While I'm receiving the treatment, a news alert pops up on my phone.  Remdesivir has been officially approved by the FDA for the treatment of Covid-19.  Experimental treatment no more!
  I start to feel...better.  Maybe.

October 22, 2020
A lost day for me.  Honestly, I don't remember much of anything.  I know it was another day of fighting for breath.  I also know that this is the day they started bringing me protein shakes with my meals because I wasn't eating enough.  The night was significant though.
  I'm lying in bed, trying to sleep, when the night nurse comes in.  He's chatting to me as he checks everything, and he asks how I'm feeling.  I take honest stock of my current situation, and I tell him I'm feeling a bit better.  And I start to sob again.  I grasp his arm and gasp, "I'm going to get better, aren't I!" And it's not a question.  I know I'm going to get better.  I know I'm going to live.  I feel hope for the first time in nearly a week.

October 23, 2020
I'm getting better.  I sit in the chair in my room to eat my lunch.  I have my catheter removed.

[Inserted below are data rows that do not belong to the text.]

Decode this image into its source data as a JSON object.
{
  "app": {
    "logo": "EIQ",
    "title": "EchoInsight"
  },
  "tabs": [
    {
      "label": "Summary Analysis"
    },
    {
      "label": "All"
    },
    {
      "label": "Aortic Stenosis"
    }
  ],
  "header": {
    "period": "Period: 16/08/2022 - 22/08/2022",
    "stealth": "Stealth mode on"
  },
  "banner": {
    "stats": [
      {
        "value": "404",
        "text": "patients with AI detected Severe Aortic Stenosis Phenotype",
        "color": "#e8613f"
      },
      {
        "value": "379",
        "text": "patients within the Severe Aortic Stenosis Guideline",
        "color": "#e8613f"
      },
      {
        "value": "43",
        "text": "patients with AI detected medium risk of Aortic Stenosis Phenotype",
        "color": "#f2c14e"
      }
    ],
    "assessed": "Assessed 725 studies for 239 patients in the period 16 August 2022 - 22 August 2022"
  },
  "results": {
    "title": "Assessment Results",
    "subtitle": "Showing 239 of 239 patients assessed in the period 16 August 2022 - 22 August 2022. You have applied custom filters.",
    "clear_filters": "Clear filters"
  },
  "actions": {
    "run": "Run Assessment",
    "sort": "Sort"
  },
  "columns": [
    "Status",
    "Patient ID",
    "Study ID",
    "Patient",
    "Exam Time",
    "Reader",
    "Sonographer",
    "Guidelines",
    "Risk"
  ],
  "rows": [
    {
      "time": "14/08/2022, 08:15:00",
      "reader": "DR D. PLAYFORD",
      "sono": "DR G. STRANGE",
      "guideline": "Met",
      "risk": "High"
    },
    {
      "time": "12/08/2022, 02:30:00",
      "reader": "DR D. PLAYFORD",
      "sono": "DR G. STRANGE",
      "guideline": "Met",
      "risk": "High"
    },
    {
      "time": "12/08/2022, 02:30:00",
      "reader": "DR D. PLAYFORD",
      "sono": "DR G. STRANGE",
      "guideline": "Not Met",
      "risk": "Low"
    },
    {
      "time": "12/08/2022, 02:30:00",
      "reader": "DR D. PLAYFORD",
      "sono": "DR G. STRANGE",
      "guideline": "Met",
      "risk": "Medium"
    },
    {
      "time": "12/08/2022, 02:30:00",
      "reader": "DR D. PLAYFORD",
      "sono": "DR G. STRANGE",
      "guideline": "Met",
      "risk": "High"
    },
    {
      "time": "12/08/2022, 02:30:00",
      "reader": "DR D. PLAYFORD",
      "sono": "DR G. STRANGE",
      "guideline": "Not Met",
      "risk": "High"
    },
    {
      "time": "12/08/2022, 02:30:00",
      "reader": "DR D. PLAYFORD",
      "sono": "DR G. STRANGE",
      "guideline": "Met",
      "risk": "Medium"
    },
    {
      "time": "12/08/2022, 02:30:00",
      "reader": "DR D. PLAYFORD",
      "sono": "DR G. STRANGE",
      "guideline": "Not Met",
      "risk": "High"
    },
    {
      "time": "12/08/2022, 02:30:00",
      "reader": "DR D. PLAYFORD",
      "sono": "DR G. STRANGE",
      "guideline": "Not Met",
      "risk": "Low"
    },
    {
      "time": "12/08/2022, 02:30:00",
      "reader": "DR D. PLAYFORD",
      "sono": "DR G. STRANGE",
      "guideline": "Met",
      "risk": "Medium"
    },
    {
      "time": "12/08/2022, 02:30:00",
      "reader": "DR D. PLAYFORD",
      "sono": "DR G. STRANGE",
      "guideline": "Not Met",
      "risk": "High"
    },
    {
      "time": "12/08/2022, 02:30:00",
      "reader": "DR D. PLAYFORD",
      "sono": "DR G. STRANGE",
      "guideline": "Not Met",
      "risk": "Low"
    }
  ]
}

I play a few games on my phone instead of just staring at the ceiling trying to breathe. I get taken off the high flow nasal canula and put back on regular oxygen. My sense of smell is starting to come back.  I'm very aware that I haven't showered in nearly a week.
  We start to talk about me going home.  Possibly tomorrow!

October 24, 2020
My doctor makes a flying visit (most of my care has been provided by nurses, who are absolute heros in my book). She assesses my O2 saturation without supplemental oxygen and promptly writes a scrip for home oxygen along with blood thinners and steroids.  
  I contact my sweet Martin and tell him to come and get me.  The nurse helps me gather up all of my stuff.  I have the final bag of IV Remdesivir.  Martin phones when he gets there, and I am wheeled down to the hospital entrance.  Then Martin helps me into the car, and we set off.
  The view when we crest the hill south of Santaquin and start to drop into Juab county is perhaps the most beautiful thing I've ever seen.  
  I feel like a stranger in my own home.  The bathroom is so far away!  I take THE BEST SHOWER OF MY LIFE. I'm exhausted, and little do I know the hard work that's still ahead of me.